What I Could Have Done Differently
Full automation: I could have set up comprehensive integration tests and deployed to production automatically if everything passes. The tooling exists—Argo Rollouts for progressive delivery, sophisticated test suites, automated rollback triggers.
I chose manual promotion instead because I wanted deliberate production changes. This is my portfolio project after all! The slight overhead of manual promotion forces me to actually test changes in dev and think about the impact.
Branch-based environments: Many teams use feature branches for feature environments, develop branch for staging, and main branch for production. I went with a simpler model where main always goes to dev, and production gets explicit promotions.
The branch approach would have been more “textbook correct” but would have required more operational overhead managing multiple environments and branch policies. For a portfolio project, the current approach demonstrates the core GitOps concepts without unnecessary complexity.
External tools: I could have used Flux instead of ArgoCD, or Tekton instead of GitHub Actions, or Jenkins X for the whole pipeline. The GitHub Actions + ArgoCD combination is incredibly common in the industry, well-documented, and has good operational tooling.
Results
The manual promotion gate adds maybe 2 minutes to the deployment process but provides huge peace of mind. I can deploy more frequently because I’m confident each change has been tested and validated.
For a team environment, I’d probably add Slack notifications for deployments and automated integration tests against the dev environment.
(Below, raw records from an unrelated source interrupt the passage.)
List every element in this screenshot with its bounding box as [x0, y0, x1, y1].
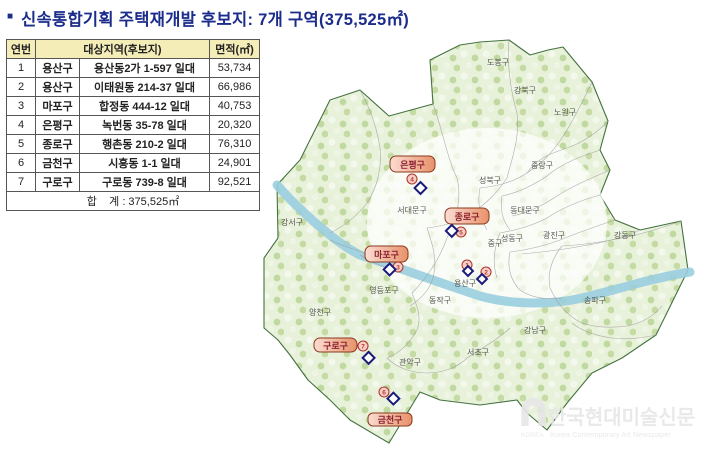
- svg-text:서초구: 서초구: [467, 348, 489, 357]
- svg-text:한국현대미술신문: 한국현대미술신문: [548, 406, 695, 429]
- svg-text:5: 5: [459, 230, 463, 237]
- svg-text:동대문구: 동대문구: [510, 206, 539, 215]
- svg-text:노원구: 노원구: [554, 108, 576, 117]
- svg-text:광진구: 광진구: [543, 230, 565, 240]
- svg-text:종로구: 종로구: [455, 212, 480, 222]
- svg-text:강북구: 강북구: [514, 85, 536, 95]
- svg-text:KOREA: KOREA: [521, 432, 544, 439]
- svg-text:중랑구: 중랑구: [531, 160, 553, 170]
- svg-text:양천구: 양천구: [309, 307, 331, 317]
- svg-text:3: 3: [396, 265, 400, 272]
- svg-text:은평구: 은평구: [400, 159, 425, 170]
- svg-text:성동구: 성동구: [501, 234, 523, 243]
- svg-text:Korea Contemporary Art Newspap: Korea Contemporary Art Newspaper: [550, 430, 671, 439]
- svg-text:마포구: 마포구: [374, 249, 399, 260]
- svg-text:7: 7: [361, 344, 365, 351]
- svg-text:금천구: 금천구: [378, 415, 403, 425]
- svg-text:송파구: 송파구: [584, 296, 606, 305]
- svg-text:서대문구: 서대문구: [397, 206, 426, 215]
- svg-text:동작구: 동작구: [429, 295, 451, 305]
- svg-text:성북구: 성북구: [479, 176, 501, 185]
- svg-text:구로구: 구로구: [323, 341, 348, 351]
- svg-text:강동구: 강동구: [614, 230, 636, 240]
- svg-text:6: 6: [382, 390, 386, 397]
- svg-text:도봉구: 도봉구: [487, 58, 509, 67]
- svg-text:강남구: 강남구: [524, 325, 546, 335]
- svg-text:강서구: 강서구: [281, 217, 303, 227]
- svg-text:용산구: 용산구: [454, 278, 476, 288]
- svg-text:4: 4: [410, 177, 414, 184]
- svg-text:영등포구: 영등포구: [369, 285, 398, 295]
- svg-text:관악구: 관악구: [399, 357, 421, 367]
But for a solo project, this pipeline hits the sweet spot of safety, speed, and simplicity.
The beauty of GitOps is that these patterns scale. The same basic structure works whether you’re promoting manually like I do, or using sophisticated automated promotion with comprehensive test coverage. The deployment mechanism stays consistent—only the automation boundaries change.
This pipeline powers the TV Hub project with full source available in the GitHub repo. You can see real deployment metrics in the live monitoring dashboard.